Comment vous positionnez-vous face à la liste de la France insoumise, du PS ou du Parti communiste ? Pourquoi tant de divisions ? 

Le paysage médiatique se plait à affirmer que la gauche est morcelée, permettant au passage de donner davantage de crédit à un duel RN-LREM qui rejoue le second tour de l’élection présidentielle de 2017. Mais de quelle gauche parlons-nous ? Europe Ecologie-Les-Verts ont récemment déclaré n’être « ni de gauche ni de droite » et pensent que l’écologie est « soluble dans l’entreprise ». Je n’aime pas ces affirmations car elles propagent le doute en supposant qu’il suffirait d’ajouter quelques mesurettes en faveur du climat pour être un programme écologique.
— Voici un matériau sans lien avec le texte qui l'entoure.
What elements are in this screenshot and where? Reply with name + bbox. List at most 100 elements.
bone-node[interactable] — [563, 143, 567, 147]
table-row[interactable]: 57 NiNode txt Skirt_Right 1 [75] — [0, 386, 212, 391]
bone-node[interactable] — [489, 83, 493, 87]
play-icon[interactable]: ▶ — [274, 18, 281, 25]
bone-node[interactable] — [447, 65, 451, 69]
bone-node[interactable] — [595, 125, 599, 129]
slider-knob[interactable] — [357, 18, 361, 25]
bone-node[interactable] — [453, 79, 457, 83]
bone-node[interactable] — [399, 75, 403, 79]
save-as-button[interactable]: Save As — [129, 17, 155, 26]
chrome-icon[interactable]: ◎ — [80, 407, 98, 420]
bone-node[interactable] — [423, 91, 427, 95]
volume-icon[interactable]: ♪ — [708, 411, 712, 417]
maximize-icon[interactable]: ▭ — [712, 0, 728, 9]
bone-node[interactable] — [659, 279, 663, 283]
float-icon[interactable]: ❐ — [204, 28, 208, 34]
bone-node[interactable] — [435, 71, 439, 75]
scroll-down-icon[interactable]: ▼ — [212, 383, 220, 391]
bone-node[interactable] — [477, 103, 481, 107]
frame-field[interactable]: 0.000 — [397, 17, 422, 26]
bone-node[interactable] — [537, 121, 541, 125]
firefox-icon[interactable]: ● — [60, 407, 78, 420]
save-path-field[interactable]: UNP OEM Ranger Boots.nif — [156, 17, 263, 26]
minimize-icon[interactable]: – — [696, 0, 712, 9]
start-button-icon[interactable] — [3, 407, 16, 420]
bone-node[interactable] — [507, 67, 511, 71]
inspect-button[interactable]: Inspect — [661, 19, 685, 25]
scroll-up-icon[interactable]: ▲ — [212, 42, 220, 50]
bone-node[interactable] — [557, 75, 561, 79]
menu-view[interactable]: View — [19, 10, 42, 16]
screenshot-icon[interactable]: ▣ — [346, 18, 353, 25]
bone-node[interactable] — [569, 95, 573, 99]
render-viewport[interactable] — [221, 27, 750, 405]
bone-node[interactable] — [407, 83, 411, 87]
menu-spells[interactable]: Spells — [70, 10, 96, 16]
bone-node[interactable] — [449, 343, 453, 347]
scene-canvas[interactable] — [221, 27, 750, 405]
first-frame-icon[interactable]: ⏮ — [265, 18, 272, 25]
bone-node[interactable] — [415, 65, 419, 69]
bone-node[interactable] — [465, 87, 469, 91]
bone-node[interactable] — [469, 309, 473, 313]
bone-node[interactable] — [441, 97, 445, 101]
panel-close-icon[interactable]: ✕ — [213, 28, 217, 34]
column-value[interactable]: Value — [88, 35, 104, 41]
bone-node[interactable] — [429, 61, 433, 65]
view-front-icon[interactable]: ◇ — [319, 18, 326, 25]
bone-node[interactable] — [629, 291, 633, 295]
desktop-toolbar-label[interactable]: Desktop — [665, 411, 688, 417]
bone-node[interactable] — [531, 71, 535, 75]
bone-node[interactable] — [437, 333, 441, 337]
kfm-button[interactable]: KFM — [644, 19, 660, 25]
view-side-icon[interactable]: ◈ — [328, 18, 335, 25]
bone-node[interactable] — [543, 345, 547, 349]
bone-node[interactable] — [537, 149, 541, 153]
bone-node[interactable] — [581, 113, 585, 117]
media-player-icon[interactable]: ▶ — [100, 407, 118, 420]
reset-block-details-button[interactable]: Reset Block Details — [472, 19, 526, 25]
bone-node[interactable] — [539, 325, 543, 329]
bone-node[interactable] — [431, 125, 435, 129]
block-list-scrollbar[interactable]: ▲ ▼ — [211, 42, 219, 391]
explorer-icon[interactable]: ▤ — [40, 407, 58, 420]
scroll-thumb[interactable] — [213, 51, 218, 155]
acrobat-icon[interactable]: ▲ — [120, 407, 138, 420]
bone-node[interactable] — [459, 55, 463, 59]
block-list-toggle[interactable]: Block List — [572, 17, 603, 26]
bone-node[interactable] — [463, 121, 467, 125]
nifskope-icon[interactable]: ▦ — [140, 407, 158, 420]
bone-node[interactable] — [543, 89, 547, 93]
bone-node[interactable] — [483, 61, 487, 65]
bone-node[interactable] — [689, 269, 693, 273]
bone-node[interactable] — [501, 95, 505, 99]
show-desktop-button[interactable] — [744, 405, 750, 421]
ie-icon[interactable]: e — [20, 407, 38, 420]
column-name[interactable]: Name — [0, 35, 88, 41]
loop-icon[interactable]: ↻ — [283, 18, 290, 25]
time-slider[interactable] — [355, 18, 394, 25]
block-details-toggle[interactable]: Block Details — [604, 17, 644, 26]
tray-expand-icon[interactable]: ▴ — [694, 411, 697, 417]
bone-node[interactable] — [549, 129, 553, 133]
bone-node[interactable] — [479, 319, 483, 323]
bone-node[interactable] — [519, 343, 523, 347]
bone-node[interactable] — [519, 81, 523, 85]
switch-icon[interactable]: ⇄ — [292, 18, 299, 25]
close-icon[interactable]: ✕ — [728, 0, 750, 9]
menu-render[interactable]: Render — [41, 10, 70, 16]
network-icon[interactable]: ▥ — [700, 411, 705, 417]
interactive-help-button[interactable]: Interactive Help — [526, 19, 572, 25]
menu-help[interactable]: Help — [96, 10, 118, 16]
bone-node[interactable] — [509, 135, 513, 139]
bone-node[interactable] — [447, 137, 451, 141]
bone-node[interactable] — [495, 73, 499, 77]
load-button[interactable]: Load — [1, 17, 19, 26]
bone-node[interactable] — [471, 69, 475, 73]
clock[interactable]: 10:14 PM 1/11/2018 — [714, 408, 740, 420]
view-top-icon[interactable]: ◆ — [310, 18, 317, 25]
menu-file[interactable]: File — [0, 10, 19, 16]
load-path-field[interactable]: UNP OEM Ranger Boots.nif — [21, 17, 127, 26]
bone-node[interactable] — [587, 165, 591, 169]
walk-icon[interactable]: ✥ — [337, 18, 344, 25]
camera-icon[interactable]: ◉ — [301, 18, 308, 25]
Et quand bien même le programme de EELV le serait, toute la dimension sociale est totalement délaissée, M. Jadot ayant, il y a quelques jours, appelé à un débat sur le rapprochement des statuts (privé-public). Il s’agit là d’une menace sans précédent d’un progrès social, fruit de plusieurs décennies de combat. Venons-en maintenant au Parti Socialiste. Qu’en reste-t-il ? Quel héritage de la gauche revendiquent-ils ? Le PS est désormais un organe du passé. Leurs alliés européens ont dernièrement au Portugal comme en Allemagne affirmé que beaucoup de points communs avaient été décelés avec la République en Marche. Quelle vision de la gauche donne-t-on quand on approuve le bilan d’un chef d’Etat qui parle d’émancipation en attendant six mois de crise sociale dans notre pays pour avancer des propositions floues ? Nous, nous n’oublierons pas que notre adversaire a toujours été les libéraux, marchepied inéluctable des extrêmes. C’est pourquoi le PS n’est plus la gauche mais un centre avec certaines réminiscences d’un passé de gauche qu’ils n’honorent plus. Quant à LFI  je suis mieux que quiconque placée pour leur demander de mettre un terme aux stratégies populistes. Il n’y aura pas de liberté, d’égalité et de fraternité sans le cadre de paix que constitue l’Union Européenne. Utiliser la menace d’une potentielle sortie comme argument de réforme n’est pas sérieux. Nous estimons qu’une profonde transformation des traités est nécessaire mais dans l’Europe et non en dehors. En somme, Génération.s n’a jamais cessé de désirer être un pilier de la maison commune à gauche. Mais d’une gauche intègre, fidèle aux progrès durement arrachés, certaine de ses convictions et au jeu politique clair. Nous appelons, le 26 mai, tout électeur de gauche et d’ailleurs à sanctionner tous ceux et celles qui ont menti en utilisant les apparats de la gauche pour trahir ses valeurs les plus fondamentales.